Some systems do this automatically by detecting when a task needs deeper reasoning and routing accordingly. You can do it manually too: start with the fast model, and if the answer feels shallow or wrong, re-ask with a thinking model.

Prompting Differences

Fast models benefit from chain-of-thought prompting ("think step by step") because it forces them to reason in their visible output tokens.

Thinking models already reason internally. Adding "think step by step" is redundant because they're already doing it behind the scenes. Instead, focus on clearly stating the problem and constraints.

Fast model prompt: "Think step by step. What's the time complexity of this function?"
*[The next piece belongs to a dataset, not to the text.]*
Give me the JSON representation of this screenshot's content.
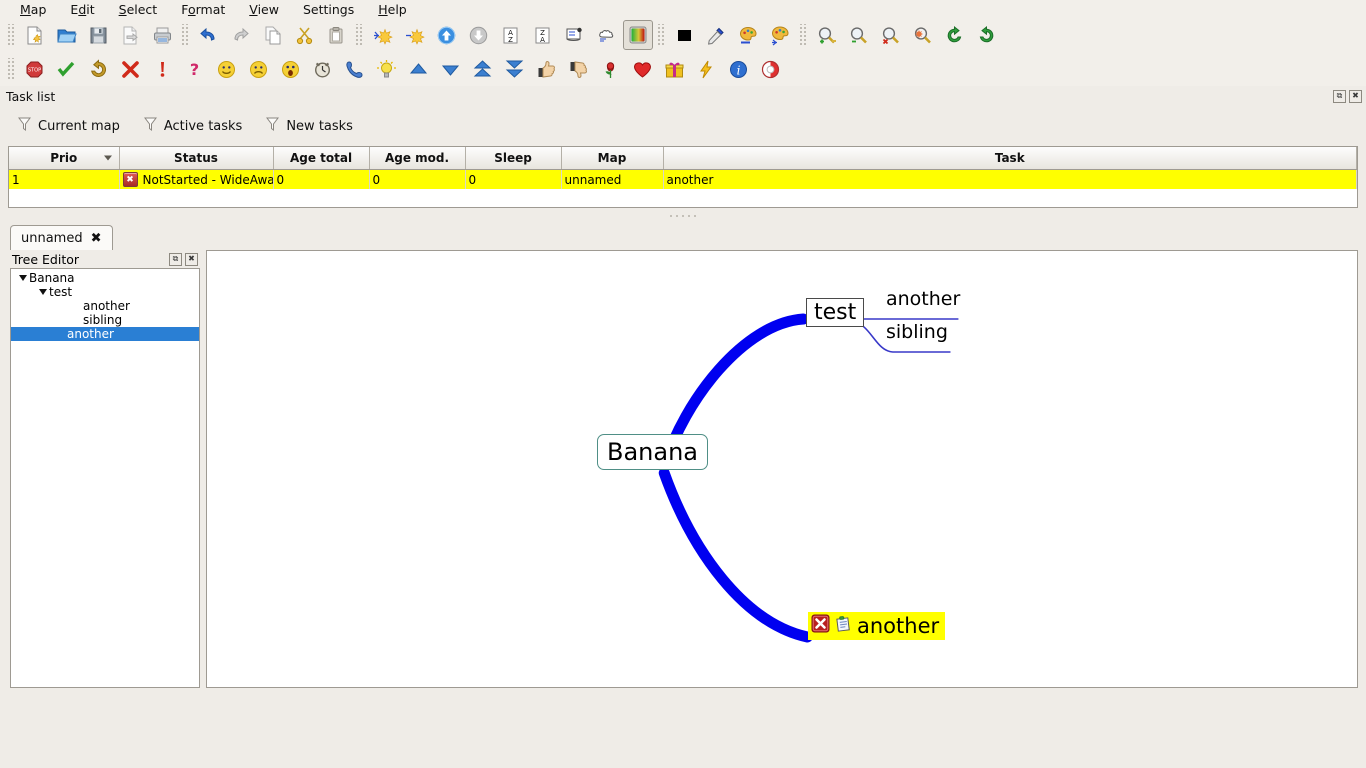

Thinking model prompt: "What's the time complexity of this function?" (It will think step by step automatically)

Key Takeaways

  • Fast models respond immediately. Best for generation, classification, extraction, and conversation.
  • Thinking models pause to reason. Best for math, logic, complex code, and planning.
  • The decision rule: does the task require multi-step reasoning? If yes, use a thinking model.
  • Thinking models cost 5 to 10x more because of hidden reasoning tokens.
  • DeepSeek-R1 is the budget thinking model. Competitive quality, much cheaper, and it runs locally.
  • Don't use thinking models for simple tasks. You're paying for reasoning you don't need.
  • Hybrid strategy: start fast, escalate to thinking only when quality demands it.